Con il secondo motivo la violazione o falsa applicazione dell’art. 1 convenzione di ginevra e del D.Lgs. n. 251 del 2007, art. 2, lett. e) definizione di rifugiato quanto alla sussistenza delle condizioni della protezione internazionale.

Con il terzo motivo la violazione o falsa applicazione del D.Lgs. n. 251 del 2007, art. 3 (esame dei fatti e delle circostanze) e del D.Lgs. n. 25 del 2008, art. 27, comma 1 bis (procedure di esame) quanto alla valutazione delle dichiarazioni del ricorrente.

Tali primi tre motivi, riferiti alla protezione internazionale, sono infondati, risolvendosi in una doglianza generica sulle valutazioni della Corte di merito. Il ricorrente non rileva effettive violazioni di legge ma propone, con argomentazioni generiche, una diversa valutazione, non consentita in sede di legittimità, degli elementi disponibili.

Con il quarto motivo deduce la violazione o falsa applicazione del D.Lgs. n. 251 del 2007, art. 14, lett. a), b), c) quanto alla protezione sussidiaria. Con tale motivo rileva la mancata valutazione sia delle sue dichiarazioni che di tutta la sua documentazione a sostegno della propria tesi.

Tale motivo è fondato. Risulta effettivamente un “allegato 6” alle note conclusive del giudizio di primo grado che comprendeva la traduzione asseverata di atti giudiziari e di polizia in grado di sostenere la tesi di una accusa pendente a carico del ricorrente, accusa di cui si segnala la palese falsità per ragioni politiche, nonchè le dichiarazioni del presidente del partito di appartenenza che riferisce anche delle attività di persecuzione subite dal ricorrente. Di tale documentazione non risulta fatta alcuna valutazione, risultandone condizionata la affermazione di genericità delle allegazioni e quindi di loro non plausibilità che è stata la ragione addotta dalla Corte di Appello per negare l’approfondimento istruttorio di ufficio.

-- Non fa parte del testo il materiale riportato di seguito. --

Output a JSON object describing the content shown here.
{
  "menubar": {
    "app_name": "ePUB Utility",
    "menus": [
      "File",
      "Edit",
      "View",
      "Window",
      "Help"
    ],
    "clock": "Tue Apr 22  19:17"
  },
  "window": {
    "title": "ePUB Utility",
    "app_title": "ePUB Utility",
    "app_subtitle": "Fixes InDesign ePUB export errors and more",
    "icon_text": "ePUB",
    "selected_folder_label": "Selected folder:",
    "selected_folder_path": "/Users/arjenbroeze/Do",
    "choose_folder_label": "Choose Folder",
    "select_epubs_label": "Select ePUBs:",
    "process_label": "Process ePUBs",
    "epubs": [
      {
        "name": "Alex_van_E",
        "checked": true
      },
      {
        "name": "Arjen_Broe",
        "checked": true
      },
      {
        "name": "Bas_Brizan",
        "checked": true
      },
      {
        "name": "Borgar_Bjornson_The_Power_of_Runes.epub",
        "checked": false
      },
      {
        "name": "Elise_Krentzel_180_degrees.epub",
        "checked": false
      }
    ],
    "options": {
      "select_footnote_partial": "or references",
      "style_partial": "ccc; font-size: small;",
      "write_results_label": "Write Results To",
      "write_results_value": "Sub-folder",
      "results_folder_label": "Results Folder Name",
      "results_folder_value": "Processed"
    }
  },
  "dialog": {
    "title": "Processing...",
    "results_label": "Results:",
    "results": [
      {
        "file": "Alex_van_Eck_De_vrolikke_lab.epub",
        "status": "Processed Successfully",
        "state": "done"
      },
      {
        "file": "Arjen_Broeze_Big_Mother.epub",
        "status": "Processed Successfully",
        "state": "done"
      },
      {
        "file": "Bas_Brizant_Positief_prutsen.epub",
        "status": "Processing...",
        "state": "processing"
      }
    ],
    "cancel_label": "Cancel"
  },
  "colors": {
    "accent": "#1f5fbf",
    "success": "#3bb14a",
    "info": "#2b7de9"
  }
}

Il quinto ed il sesto motivo, riferiti rispettivamente alla valutazione della situazione del (OMISSIS) ed alla domanda subordinata di protezione umanitaria, risultano assorbiti dall’accoglimento del quarto motivo per il quale la sentenza va cassata con rinvio per nuovo giudizio sulla scorta della utilizzazione del materiale probatorio pretermesso.

P.Q.M.

Accoglie il ricorso, cassa la sentenza impugnata e rinvia per nuovo giudizio alla Corte di Appello di Ancona in diversa composizione.

Così deciso in Roma, nella Camera di consiglio, il 24 settembre 2019.